On Brexit, for example?

“Well, I still don’t like it, I don’t want to leave. If you gave me the option of another referendum I’d vote to remain. It’s extraordinary how this has happened.

“I respected the referendum and the result, but if the only options are crashing out without a deal that no one voted for or to remain, then I want to remain. But constitutionally I have no idea.”

He reckons there are positives to arise from the chaos, though. It’s that cup half full thing again.

“The two good things to come from Brexit were people, especially young people, becoming engaged in politics.
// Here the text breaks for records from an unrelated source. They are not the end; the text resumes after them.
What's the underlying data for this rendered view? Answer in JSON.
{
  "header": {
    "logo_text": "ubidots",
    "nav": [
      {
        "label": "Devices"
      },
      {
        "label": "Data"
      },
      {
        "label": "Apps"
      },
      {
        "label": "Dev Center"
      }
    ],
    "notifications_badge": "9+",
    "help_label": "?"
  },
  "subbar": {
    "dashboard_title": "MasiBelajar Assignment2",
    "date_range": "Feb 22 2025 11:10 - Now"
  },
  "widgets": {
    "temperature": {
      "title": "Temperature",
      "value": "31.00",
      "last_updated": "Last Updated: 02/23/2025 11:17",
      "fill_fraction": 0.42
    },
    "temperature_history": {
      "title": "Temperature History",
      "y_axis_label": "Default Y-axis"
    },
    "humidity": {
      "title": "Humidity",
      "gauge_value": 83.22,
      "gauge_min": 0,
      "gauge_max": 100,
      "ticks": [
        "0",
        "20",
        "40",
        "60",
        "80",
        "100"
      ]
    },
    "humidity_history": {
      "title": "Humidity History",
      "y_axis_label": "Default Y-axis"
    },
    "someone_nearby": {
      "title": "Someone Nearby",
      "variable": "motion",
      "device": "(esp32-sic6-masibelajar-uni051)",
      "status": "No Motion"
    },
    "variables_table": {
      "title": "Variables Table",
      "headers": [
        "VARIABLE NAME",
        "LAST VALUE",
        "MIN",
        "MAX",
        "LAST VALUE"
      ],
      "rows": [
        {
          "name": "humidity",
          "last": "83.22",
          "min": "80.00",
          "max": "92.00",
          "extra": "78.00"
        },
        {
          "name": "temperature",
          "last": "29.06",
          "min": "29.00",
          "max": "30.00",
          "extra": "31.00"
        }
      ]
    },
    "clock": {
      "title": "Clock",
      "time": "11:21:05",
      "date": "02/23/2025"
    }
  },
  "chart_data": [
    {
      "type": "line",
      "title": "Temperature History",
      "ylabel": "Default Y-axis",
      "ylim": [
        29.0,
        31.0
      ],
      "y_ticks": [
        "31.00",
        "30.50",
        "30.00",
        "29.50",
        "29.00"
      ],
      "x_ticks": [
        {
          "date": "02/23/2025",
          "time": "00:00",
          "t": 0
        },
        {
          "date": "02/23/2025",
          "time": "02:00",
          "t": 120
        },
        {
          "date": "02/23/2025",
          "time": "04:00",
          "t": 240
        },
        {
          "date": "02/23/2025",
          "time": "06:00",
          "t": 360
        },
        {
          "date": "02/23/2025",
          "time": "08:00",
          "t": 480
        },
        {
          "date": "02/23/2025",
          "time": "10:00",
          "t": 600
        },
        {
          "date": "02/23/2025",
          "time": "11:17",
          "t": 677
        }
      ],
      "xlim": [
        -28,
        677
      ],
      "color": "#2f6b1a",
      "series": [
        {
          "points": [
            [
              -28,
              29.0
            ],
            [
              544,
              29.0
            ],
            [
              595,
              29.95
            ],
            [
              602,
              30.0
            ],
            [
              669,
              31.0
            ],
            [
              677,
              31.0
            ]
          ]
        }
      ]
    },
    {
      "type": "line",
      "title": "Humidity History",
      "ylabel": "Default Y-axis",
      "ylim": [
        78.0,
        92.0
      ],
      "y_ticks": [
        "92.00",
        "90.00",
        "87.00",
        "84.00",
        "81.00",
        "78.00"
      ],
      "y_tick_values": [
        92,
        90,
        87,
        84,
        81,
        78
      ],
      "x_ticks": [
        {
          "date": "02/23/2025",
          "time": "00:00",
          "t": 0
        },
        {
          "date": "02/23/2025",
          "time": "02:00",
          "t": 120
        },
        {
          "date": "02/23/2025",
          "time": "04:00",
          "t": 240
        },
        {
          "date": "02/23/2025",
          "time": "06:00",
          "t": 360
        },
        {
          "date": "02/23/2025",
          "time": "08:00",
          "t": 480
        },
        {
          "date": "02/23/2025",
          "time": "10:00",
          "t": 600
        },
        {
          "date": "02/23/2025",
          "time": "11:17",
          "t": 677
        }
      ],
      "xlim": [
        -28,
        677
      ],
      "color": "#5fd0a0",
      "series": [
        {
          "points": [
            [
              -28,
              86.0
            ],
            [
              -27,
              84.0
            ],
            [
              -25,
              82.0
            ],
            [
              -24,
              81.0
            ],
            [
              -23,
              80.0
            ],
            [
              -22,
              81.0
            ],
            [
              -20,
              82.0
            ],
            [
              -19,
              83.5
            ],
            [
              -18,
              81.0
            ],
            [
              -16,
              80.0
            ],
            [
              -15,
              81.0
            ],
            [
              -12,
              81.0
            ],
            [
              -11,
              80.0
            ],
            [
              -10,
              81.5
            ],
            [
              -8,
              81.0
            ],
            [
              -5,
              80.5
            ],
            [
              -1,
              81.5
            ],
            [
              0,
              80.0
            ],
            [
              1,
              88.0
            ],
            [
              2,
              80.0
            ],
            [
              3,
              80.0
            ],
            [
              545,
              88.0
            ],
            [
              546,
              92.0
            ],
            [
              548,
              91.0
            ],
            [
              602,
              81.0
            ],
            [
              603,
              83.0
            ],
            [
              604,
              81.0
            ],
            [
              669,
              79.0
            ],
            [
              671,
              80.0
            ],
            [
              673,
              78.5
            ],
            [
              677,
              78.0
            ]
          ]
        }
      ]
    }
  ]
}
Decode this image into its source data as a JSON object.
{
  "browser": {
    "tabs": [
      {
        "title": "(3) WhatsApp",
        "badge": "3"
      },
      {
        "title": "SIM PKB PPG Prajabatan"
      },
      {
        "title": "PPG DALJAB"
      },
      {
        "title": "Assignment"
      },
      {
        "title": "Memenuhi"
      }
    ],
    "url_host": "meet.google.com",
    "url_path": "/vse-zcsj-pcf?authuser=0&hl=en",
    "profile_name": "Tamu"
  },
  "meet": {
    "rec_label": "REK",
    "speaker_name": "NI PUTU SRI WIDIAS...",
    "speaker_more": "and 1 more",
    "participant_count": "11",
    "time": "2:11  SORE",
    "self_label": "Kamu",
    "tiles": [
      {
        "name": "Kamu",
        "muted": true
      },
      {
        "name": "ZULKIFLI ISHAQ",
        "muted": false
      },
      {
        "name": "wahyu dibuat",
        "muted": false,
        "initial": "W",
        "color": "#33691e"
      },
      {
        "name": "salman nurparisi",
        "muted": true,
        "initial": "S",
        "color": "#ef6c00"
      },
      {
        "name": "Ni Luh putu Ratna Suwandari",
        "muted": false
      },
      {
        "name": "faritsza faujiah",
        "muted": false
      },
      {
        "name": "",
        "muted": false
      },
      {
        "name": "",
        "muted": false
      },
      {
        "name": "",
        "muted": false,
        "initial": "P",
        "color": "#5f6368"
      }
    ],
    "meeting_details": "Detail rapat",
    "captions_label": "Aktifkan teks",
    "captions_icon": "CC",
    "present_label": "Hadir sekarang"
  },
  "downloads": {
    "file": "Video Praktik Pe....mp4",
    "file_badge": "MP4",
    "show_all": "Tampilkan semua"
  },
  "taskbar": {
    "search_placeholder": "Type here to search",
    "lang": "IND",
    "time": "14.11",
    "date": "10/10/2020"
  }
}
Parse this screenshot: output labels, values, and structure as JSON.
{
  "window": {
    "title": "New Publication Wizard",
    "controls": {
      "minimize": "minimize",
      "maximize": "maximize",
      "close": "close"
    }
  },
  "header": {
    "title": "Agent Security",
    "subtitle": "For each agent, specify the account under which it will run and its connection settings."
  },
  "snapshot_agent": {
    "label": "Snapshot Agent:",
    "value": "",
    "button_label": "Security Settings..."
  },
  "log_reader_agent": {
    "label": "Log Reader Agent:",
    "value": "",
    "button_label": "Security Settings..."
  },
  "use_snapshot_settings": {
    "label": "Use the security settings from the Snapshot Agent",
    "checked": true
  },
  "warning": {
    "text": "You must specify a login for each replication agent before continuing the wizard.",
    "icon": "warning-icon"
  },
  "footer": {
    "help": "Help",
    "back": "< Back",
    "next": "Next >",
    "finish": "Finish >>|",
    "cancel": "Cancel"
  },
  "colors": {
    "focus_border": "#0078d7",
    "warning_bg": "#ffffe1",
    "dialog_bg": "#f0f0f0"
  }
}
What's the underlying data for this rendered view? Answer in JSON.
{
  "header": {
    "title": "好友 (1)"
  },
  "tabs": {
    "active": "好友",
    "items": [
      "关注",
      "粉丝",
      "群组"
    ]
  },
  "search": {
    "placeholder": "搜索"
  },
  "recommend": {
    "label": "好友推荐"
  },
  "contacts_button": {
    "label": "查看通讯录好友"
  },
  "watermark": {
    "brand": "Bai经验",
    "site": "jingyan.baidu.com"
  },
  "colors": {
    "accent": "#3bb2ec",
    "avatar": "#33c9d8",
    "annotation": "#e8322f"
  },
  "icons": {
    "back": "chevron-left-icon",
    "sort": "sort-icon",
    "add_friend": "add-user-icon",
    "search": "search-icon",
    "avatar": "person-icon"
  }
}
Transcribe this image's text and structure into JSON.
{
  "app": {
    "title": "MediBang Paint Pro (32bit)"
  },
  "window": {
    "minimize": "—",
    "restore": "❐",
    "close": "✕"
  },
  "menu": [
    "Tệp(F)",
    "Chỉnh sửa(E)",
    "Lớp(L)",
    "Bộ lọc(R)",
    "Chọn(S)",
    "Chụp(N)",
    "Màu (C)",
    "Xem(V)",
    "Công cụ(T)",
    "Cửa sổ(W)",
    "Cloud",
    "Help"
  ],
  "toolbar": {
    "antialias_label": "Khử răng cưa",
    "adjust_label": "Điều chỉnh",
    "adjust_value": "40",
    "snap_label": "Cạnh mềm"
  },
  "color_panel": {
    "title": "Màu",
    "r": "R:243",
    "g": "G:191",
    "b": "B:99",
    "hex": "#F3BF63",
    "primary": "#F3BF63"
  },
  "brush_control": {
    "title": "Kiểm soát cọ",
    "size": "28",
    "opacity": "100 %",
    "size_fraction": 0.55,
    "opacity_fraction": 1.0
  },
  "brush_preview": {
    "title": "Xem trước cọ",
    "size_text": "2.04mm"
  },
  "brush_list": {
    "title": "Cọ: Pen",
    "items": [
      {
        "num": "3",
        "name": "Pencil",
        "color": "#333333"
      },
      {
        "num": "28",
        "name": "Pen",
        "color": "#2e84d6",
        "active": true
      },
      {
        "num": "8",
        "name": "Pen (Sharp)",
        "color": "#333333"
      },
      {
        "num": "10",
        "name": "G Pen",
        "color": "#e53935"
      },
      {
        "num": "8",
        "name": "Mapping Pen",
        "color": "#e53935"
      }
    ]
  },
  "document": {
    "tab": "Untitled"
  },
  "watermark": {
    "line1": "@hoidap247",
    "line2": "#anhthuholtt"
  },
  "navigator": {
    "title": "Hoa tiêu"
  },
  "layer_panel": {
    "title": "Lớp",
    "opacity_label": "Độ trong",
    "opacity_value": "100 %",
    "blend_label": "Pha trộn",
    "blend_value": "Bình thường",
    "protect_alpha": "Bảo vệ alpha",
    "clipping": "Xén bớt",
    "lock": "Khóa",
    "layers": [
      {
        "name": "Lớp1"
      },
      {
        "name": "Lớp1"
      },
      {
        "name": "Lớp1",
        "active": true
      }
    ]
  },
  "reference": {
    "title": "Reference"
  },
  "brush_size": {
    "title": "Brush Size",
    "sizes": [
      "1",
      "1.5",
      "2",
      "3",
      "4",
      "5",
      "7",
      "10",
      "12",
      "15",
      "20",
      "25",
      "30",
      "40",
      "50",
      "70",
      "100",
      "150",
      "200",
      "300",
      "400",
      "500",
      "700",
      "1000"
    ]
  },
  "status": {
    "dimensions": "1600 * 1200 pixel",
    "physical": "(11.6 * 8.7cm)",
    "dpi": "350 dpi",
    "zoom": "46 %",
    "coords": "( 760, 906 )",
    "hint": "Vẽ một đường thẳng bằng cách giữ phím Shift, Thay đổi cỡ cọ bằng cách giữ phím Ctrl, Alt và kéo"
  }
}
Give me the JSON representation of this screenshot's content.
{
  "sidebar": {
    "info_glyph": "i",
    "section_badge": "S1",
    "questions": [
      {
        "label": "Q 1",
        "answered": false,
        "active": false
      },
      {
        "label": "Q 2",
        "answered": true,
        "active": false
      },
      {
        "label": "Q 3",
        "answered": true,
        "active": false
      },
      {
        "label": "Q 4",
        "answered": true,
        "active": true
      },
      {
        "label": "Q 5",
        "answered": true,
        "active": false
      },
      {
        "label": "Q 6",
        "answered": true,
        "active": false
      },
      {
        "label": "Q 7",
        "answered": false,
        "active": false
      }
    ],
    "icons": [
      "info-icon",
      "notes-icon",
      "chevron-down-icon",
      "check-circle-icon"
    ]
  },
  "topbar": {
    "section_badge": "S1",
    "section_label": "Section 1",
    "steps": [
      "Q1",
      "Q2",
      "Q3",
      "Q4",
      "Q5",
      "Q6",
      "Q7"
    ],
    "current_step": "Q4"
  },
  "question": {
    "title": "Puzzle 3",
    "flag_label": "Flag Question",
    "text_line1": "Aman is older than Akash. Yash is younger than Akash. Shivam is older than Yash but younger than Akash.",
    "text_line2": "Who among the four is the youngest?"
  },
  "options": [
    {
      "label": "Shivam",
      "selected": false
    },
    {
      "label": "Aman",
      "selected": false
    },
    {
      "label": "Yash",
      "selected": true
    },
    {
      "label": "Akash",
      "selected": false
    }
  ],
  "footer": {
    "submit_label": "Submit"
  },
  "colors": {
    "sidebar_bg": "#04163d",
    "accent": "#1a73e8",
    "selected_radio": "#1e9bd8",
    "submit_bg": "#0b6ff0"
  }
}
And secondly, I’ve enjoyed collective cabinet responsibility going down the swanny. For the first time in years, I’ve heard politicians saying what they really think rather than just sticking to the script.”

Away from the TV cameras, Dermot lives in north London with producer and director wife Dee, 40. They are rarely papped and have very deliberately avoided becoming a public couple.

“Oh god no, that’s my idea of hell. But at the same time I don’t want to hide my wife away! So I’m never going to turn down an invite for something really cool. Some mates of mine, largely in music, have almost become prisoners in their own homes. You can’t live like that.

“It’s about the neighbourhood you live in. If you embrace the greengrocers, the local store, the dry cleaners, you just become a face and part of a community. And that’s how you have a normal life.”

He says Dee is tired from the night shoots for new high society drama Bridgerton, which is coming to Netflix next year.

They’ve been together for 17 years, married for seven.

“We don’t have the recipe, but it’s going well,” he says. “It’s a work in progress, isn’t it? The key for me is giving each other space, not giving each other a hard time and actually having fun together. And we do.”

  • Toto The Ninja Cat And The Superstar Catastrophe (£9.99, Hachette Children’s) is out on September 19.